As she adroitly juggles her responsibilities as Assistant General Counsel of Singtel with running IRR, Dipa is still brimming with ideas for new projects and ways IRR could expand and deepen its initiatives. And she still carries one or two extra raincoats with her, just in case.

Campus Festivities

In March, the LL.M. Class of 2023 welcomed the Harvard community to the International Party, a joyful celebration featuring food and performances from around the world.

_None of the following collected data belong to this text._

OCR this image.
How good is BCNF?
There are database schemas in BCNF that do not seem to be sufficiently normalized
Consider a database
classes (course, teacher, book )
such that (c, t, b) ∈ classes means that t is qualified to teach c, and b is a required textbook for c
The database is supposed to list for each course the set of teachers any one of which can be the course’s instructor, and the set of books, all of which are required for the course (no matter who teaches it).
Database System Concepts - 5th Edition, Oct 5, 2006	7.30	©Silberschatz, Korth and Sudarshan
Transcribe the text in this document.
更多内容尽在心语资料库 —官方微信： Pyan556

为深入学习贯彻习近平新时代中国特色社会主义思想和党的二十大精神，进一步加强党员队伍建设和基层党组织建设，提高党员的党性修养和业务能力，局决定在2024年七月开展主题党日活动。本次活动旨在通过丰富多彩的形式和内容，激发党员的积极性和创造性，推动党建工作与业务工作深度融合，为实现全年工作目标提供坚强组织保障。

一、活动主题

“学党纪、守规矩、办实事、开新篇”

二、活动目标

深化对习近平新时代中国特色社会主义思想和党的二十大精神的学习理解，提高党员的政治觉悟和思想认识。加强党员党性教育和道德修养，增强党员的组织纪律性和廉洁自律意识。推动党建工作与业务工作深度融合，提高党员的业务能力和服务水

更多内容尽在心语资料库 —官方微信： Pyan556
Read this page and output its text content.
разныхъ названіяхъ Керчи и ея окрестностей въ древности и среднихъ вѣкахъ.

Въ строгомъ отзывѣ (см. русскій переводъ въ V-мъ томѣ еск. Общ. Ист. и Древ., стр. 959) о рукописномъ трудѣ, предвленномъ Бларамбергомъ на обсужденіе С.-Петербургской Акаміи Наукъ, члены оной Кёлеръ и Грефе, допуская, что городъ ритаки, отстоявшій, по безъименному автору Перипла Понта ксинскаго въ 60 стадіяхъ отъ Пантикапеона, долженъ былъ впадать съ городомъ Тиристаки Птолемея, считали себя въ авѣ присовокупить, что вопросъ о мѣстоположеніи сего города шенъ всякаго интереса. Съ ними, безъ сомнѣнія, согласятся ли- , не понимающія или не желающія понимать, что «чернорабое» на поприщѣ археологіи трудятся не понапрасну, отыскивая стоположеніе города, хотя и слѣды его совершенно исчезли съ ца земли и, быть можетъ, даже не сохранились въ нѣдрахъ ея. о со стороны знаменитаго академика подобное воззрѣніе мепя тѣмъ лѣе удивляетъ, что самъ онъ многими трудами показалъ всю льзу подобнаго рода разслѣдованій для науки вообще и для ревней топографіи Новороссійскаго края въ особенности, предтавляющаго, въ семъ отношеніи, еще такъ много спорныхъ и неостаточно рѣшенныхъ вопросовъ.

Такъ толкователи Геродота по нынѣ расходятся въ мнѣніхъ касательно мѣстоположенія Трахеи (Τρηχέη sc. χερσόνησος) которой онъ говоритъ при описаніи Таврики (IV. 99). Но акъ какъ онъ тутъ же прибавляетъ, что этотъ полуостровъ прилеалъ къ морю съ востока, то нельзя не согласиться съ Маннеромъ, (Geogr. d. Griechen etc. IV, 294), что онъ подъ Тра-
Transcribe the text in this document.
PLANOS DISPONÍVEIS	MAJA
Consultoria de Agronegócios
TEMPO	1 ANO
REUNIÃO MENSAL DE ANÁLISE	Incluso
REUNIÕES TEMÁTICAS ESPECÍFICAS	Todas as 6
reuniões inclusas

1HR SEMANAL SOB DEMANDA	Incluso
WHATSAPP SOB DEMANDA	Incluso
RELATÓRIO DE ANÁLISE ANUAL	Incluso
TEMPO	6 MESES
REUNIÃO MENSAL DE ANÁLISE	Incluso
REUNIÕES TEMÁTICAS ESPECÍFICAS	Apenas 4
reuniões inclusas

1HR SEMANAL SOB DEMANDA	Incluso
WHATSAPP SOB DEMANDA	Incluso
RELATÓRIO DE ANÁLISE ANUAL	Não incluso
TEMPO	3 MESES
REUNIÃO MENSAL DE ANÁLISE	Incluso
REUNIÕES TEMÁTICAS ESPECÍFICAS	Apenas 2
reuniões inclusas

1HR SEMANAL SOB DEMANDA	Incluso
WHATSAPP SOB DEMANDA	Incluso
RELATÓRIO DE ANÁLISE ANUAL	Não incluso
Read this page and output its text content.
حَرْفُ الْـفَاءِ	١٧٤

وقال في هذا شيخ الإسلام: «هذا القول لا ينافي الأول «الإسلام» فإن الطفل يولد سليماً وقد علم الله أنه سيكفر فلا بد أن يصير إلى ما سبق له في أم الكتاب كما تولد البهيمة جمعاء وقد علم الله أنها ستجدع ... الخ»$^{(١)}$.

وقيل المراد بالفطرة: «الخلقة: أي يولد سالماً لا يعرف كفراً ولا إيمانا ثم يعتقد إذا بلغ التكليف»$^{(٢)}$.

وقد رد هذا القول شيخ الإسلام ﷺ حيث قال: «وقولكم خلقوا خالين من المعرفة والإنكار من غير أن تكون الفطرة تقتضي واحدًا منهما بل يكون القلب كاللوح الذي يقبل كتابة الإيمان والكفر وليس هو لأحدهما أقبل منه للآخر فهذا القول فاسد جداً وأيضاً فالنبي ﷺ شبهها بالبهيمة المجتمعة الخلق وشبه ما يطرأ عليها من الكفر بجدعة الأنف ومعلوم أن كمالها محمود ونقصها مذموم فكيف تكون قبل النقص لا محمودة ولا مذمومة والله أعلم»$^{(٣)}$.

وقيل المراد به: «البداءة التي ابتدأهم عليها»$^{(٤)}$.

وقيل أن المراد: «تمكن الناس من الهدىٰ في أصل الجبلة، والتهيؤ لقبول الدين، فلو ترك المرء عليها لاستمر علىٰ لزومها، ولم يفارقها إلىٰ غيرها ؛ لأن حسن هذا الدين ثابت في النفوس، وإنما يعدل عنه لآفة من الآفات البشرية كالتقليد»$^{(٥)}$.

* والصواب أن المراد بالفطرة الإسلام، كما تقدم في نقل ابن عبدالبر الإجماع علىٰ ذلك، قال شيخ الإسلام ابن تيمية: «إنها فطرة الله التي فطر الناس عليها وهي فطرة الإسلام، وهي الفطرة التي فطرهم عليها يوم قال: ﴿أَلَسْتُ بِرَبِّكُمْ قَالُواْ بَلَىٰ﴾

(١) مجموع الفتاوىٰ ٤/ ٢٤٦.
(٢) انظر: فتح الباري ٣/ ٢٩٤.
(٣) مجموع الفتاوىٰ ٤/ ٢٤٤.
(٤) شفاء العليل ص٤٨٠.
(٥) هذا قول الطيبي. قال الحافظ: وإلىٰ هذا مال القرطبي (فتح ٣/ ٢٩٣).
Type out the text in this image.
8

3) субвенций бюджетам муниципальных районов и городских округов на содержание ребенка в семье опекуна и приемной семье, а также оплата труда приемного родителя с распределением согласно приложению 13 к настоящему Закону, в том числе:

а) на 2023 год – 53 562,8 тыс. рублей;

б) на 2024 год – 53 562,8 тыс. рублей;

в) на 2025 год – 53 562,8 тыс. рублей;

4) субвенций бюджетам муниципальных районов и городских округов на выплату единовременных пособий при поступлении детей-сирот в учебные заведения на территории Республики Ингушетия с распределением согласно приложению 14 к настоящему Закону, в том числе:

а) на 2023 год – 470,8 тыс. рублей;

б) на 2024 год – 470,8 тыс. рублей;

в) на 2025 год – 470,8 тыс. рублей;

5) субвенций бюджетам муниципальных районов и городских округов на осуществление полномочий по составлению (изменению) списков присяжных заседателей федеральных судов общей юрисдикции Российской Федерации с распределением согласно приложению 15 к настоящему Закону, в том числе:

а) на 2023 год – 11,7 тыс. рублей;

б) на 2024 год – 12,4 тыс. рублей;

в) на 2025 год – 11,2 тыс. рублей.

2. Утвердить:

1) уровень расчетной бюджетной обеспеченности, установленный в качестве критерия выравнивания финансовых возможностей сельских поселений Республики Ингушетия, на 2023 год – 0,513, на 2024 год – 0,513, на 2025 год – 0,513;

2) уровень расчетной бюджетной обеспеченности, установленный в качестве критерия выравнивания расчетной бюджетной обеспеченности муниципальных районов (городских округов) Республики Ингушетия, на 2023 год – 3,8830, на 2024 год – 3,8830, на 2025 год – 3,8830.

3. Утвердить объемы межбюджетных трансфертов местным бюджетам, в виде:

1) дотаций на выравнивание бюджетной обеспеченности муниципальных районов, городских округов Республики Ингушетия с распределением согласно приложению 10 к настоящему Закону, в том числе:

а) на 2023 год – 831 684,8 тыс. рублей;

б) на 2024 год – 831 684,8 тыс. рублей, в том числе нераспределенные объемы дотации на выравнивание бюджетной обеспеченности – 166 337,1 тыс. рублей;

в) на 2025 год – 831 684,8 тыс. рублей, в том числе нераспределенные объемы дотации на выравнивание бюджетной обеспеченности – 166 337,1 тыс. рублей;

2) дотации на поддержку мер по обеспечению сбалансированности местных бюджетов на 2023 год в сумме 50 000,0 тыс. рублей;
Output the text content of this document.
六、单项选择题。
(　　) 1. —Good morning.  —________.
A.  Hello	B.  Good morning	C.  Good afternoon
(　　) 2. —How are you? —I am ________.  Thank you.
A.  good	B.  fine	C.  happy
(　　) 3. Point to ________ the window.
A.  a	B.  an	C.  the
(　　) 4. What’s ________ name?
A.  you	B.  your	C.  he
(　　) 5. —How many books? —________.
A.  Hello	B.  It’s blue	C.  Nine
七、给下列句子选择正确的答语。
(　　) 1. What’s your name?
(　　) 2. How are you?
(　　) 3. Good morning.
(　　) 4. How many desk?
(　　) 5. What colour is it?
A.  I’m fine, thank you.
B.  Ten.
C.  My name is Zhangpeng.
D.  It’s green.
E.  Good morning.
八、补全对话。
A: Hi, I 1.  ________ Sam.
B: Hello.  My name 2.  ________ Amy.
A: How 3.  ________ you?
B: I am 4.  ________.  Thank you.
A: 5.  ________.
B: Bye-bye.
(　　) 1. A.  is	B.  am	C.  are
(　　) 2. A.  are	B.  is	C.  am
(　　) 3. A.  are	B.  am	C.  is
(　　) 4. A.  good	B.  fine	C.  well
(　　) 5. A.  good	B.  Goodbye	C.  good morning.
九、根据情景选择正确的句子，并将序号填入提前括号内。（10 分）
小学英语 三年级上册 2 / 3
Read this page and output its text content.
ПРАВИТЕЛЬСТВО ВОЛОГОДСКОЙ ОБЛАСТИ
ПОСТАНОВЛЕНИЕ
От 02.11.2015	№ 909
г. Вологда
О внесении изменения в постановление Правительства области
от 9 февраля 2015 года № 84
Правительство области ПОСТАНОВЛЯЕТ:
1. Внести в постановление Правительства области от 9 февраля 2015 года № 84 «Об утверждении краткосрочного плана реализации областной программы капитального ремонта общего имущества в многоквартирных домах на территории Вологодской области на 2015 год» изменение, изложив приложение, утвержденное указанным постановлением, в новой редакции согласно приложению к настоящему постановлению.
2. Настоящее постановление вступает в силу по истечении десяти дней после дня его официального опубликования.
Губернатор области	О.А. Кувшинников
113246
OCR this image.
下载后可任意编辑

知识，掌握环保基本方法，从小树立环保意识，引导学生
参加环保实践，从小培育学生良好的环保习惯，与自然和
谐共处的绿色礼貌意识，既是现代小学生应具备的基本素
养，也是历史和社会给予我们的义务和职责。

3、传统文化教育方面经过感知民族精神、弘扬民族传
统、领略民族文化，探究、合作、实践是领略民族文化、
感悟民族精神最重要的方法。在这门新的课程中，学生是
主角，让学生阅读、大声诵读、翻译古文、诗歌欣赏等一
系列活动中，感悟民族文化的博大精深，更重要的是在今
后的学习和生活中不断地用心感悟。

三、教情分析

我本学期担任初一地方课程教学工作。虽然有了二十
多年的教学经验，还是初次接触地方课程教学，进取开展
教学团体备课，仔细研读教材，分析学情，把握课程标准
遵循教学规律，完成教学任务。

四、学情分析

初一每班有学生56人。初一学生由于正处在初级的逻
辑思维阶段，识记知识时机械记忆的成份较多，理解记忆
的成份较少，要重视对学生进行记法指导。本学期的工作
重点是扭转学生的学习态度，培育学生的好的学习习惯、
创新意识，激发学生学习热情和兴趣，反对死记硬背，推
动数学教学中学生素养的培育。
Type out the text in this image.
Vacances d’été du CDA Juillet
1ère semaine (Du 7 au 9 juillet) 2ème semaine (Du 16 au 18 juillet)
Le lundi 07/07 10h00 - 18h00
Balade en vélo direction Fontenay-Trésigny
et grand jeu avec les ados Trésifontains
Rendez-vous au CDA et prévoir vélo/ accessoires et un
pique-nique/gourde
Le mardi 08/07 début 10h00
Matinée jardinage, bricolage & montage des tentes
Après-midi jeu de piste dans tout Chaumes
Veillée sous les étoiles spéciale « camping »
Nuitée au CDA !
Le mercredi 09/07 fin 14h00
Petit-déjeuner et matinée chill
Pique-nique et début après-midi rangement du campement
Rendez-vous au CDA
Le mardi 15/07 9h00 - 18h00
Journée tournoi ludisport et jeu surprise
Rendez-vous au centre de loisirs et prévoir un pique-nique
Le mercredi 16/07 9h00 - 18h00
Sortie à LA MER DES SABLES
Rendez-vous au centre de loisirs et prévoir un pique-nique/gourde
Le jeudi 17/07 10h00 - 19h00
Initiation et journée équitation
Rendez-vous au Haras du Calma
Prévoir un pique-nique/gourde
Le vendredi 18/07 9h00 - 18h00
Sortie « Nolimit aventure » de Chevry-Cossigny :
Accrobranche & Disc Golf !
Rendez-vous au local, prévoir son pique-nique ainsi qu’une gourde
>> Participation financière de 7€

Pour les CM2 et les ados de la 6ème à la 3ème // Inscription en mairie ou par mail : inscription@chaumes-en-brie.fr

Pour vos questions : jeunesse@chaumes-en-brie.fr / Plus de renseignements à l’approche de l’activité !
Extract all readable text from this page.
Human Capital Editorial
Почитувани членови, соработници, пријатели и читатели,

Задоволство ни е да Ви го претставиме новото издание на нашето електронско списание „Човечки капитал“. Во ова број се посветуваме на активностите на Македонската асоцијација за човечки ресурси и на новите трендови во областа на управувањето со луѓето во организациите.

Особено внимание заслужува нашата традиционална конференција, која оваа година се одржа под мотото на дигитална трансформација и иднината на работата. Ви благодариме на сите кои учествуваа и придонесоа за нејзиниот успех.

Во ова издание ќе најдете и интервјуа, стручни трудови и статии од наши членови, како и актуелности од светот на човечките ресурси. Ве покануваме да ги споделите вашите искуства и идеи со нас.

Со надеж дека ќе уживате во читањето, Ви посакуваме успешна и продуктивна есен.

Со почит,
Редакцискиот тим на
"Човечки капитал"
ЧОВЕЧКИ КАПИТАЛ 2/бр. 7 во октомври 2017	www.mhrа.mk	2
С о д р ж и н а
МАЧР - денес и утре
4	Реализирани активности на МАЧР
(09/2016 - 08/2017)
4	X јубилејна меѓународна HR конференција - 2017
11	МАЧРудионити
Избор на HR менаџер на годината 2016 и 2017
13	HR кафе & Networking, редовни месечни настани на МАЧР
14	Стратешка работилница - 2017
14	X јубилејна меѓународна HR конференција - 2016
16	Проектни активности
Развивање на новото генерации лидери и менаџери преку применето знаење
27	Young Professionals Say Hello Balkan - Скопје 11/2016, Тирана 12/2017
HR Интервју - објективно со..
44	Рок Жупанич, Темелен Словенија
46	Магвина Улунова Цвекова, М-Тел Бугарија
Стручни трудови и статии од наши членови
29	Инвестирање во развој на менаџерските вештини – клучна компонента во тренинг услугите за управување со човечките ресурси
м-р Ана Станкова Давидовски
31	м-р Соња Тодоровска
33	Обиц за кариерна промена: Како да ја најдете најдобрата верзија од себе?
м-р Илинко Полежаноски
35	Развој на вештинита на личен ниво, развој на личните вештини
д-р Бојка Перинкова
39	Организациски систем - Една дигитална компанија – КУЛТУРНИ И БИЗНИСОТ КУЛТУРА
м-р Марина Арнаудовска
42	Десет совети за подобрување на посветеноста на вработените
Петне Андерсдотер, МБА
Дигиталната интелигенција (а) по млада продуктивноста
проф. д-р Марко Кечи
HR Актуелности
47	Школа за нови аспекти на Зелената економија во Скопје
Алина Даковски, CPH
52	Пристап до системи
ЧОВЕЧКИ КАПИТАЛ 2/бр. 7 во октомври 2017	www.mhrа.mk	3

In May, HLS celebrated the Class of 2023 with time-honored pomp and circumstance. On Class Day, actress and activist Michelle Yeoh urged the graduates to “Stay loose, be smart, and go with love… and then leap. And then leap again. And then leap again.” At Commencement, the law school conferred degrees on 185 LL.M. students and three S.J.D. candidates.

Graduate Program News

Celebrating 100 years

In keeping with its long history of leadership in legal education, in 1923 Harvard Law School’s faculty voted to institute a one-year master’s degree in law, having established a one-year doctorate in law for prospective law teachers in 1910. In the summer of 1923, HLS conferred LL.M. degrees on two students who had started in other law programs, and in the fall of 1923, HLS enrolled its first full LL.M. class, comprised of two U.S. students and two international students (from Canada and the Philippines).  This coming academic year, 2023-2024, marks the 100th anniversary of the Harvard LL.M. program. We hope you will join us on campus in the fall of 2024 to celebrate the history of the LL.M. program and look ahead to its next 100 years.